In response to high gas prices and newly reported record profits by ExxonMobil, Nationals fans today called on team owners to declare by August 15th that Exxon will never gain naming rights to Nationals Park.
PRESS RELEASE July 31, 2008
Contact: Mike Tidwell, CCAN: 240-460-5838
Kert Davies, Greenpeace: 202-413-8515
As Gas Prices Skyrocket Exxon Releases Quarterly Profits, On Track to Shatter All Time Records
WASHINGTON, July31—In response to high gas prices and newly reported record profits by ExxonMobil, Nationals fans today called on team owners to declare by August 15th that Exxon will never gain naming rights to Nationals Park.
Nationals Park is the only stadium in the country to be certified as a green building and yet ExxonMobil, one of the biggest contributors to global warming in the world, is also one of the biggest advertisers at the new ballpark.
“As the world wakes up to the reality of global warming, ExxonMobil remains a major roadblock to any meaningful solutions to the climate crisis,” said Kert Davies of Greenpeace USA, a member of the
“Strike Out Exxon” campaign. “Yet the Nationals’ owners still won’t promise not to sell the name of America’s first green stadium to Exxon, the least green company on the planet. With all that profit, they would certainly be the highest bidder.”
At a 2008 hearing before the House Select Committee on Energy Independence and Global Warming, Exxon’s senior vice president said the company spends less than one-half of one percent of its income on renewable energy. Exxon has also spent more than $22 million in the past decade to finance front groups that spread misinformation on global warming science, question links between human activity and climate change, and attack regulations to solve global warming.
Since the campaign launch on June 20th, fans have asked Nationals officials to publicly declare that Exxon will never gain naming rights to the park. Team owners have refused to rule out the possibility.
“Naming the nation’s first green ballpark ‘ExxonMobil Park’ is almost unthinkable, redefining the word oxymoron” said Mike Tidwell, a leader of “Strike Out Exxon” and director of the Chesapeake Climate Action Network. “Yet team owners still refuse to rule it out. Fans are fed up and want an answer by August 15th.”
Fans are worried that Exxon is trying to paint itself as environmentally friendly by piggybacking on the good image of the team and its new green park.

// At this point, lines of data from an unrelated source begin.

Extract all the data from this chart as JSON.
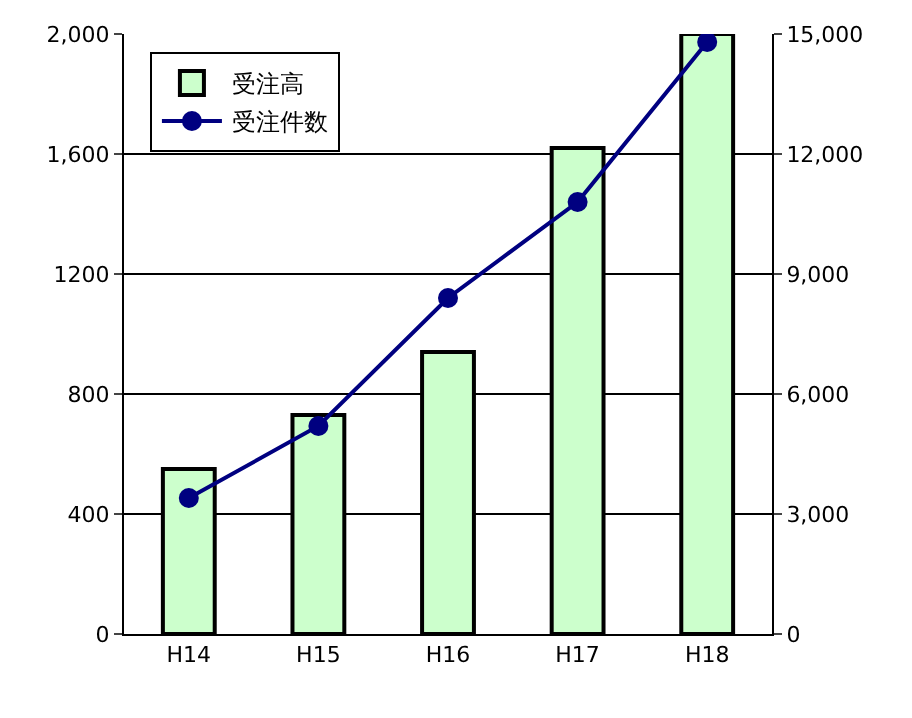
{
  "chart_data": {
    "type": "bar",
    "categories": [
      "H14",
      "H15",
      "H16",
      "H17",
      "H18"
    ],
    "series": [
      {
        "name": "受注高",
        "color": "#ccffcc",
        "values": [
          550,
          730,
          940,
          1620,
          2000
        ]
      },
      {
        "name": "受注件数",
        "type": "line",
        "axis": "y2",
        "color": "#000080",
        "marker": "circle",
        "values": [
          3400,
          5200,
          8400,
          10800,
          14800
        ]
      }
    ],
    "ylim": [
      0,
      2000
    ],
    "yticks": [
      0,
      400,
      800,
      1200,
      {
        "value": 1600,
        "label": "1,600"
      },
      {
        "value": 2000,
        "label": "2,000"
      }
    ],
    "y2lim": [
      0,
      15000
    ],
    "y2ticks": [
      0,
      {
        "value": 3000,
        "label": "3,000"
      },
      {
        "value": 6000,
        "label": "6,000"
      },
      {
        "value": 9000,
        "label": "9,000"
      },
      {
        "value": 12000,
        "label": "12,000"
      },
      {
        "value": 15000,
        "label": "15,000"
      }
    ],
    "grid": "y",
    "legend": "top left"
  }
}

“We congratulate the Nationals for being the only stadium in the country to be certified by the U.S. Green Building Council,” continued Tidwell. “Yet the Nationals are doing more harm than good by linking Exxon to our nation’s favorite pastime.
ExxonMobil earned $40.6 billion in 2007, or $4.6 million an hour. The company today reported second-quarter earnings of $11.68 billion, the biggest quarterly profit ever by any U.S. corporation. The record quarterly profits put Exxon on track to easily top last year’s earnings.
“In 2007, Exxon made in eight days what the federal government spent on renewable energy the entire year,” said Davies. “The quarterly profits announced today, which were bolstered by skyrocketing gas prices, set Exxon up to earn more this year than any corporation in history.”
The “Strike Out Exxon” campaign scored an initial success when, only days after the launch, announcers stopped declaring over loudspeakers that Exxon was the official sponsor of the 7th inning stretch. The company’s logo is still displayed prominently on the left field wall and, intermittently, behind home plate and along screens that line the mezzanine.
Amanda Duzak, a student at Towson University in Maryland, said: “As a young person, I recognize that global warming is the single greatest threat to my generation. I came out today to make sure Nationals officials do not sell our green park to one of the world’s biggest polluters.”
Duzak has joined scores of other activists protesting the oil giant’s presence at the ballpark. Activists have been at every home game since June 20th and the campaign pledged today to continue the protest for the rest of the 2008 season or until the Nationals drop Exxon as a client.
Hundreds of fans have signed postcards to Nationals officials asking them to deny stadium naming rights to the oil giant. Representatives presented the postcards to Nationals officials today.
Nydria Humphries, a resident of Ward 8 in the District, said she was pleased with the stadium’s promise to revitalize the neighborhood. But, she said, “It is despicable that ExxonMobil is raking in record-breaking profits while my Ward 8 neighbors have to choose between putting dinner on the table and filling up their gas tanks. ExxonMobil has no place in a “green” ballpark that promised to be a good neighbor.”
The Coalition to Strike Out Exxon is made up of environmental, social, faith, and student leaders who have come together to demand that the Nationals stop taking ExxonMobil ad dollars, including a pledge not to award stadium naming rights to the company. The coalition represents thousands of DC-area residents who are deeply concerned about global warming, fed up with high gas prices, and outraged by ExxonMobil’s consistent efforts to take America backwards and keep us addicted to oil. Members include: The Chesapeake Climate Action Network, Friends of the Earth, Greenpeace, Hip Hop Caucus, Oil Change International.